Note: If the O(G) is finite, then G is called a finite group, otherwise it is called an infinite group.

Definition 7: Semi-group homomorphism

Let (S, *) and (T, ∆) be any two semigroups. A mapping g: S→T such that for any two elements a, b Є S.

g (a*b) = g (a) ∆ g (b)

is called a semigroup homomorphism.

Definition 8: Monoid homomorphism

Let (M,*, e_M) and (T, ∆, e,) be any two monoids. A mapping g: M→T such that for any two elements a, b Є M.

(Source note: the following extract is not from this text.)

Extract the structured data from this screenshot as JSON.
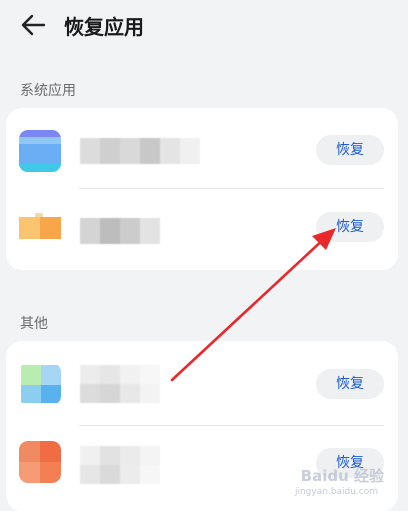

g (a*b) = g (a) ∆ g (b) …. (2)

g (e_M) = e_r …. (3)

is called a monoid homomorphism.

Definition 9: Group homomorphism

Let (G, *) and (H, ∆) be two groups. A mapping y: G→H is called a group homomorphism from <G, *> to <H, ∆> if for any a, b Є G.

g(a*b) = g(a) ∆ g (b)

Definition 10: Kernel of homomorphism g [ker (g)]

Let g be a group homomorphism from < G,*> to <H, ∆>. The set of elements of G which are mapped into е_H, the identity of H, is called the kernel of the homomorphism g and denoted by ker (g)

Definition 11: Cyclic group

A group G is called a cyclic group, if there exists an element a Є G such that each element of G is expressible as:

x = a_n = aa ... a (n times).

where n is some integer.

the element a Є G is called a generator of G and G is written as G = <a> or G = (a)

We also say that G is generated by a.

It may be observed that a group (G, +} is cyclic, if there exists some element a of G such that each element x of G is expressible as

x = na = a + a + ... + a (n times)

for some integer n.

Illustraion :

1. G = {-1, 1} is a cyclic group generated by -1,

since (-1)¹ = -1 = (-1)2 = 1. Thus G = (-1)

2. G (-1, 1, i, -i) is a cyclic group, where G = <i>. Notice that i¹ = i, i² = -i , i³ = -i, i⁴ = 1.

Also G = <i>.

Definition 12: Permutation :

Any one-to-one mapping of a set S onto S is called a permutation of S.

Definition 13: Even and odd permutation

A permutation of a finite set is called even if it can be written as a product of an even number of transpositions, and it is called odd if it can be written as a product of an odd number of transpositions.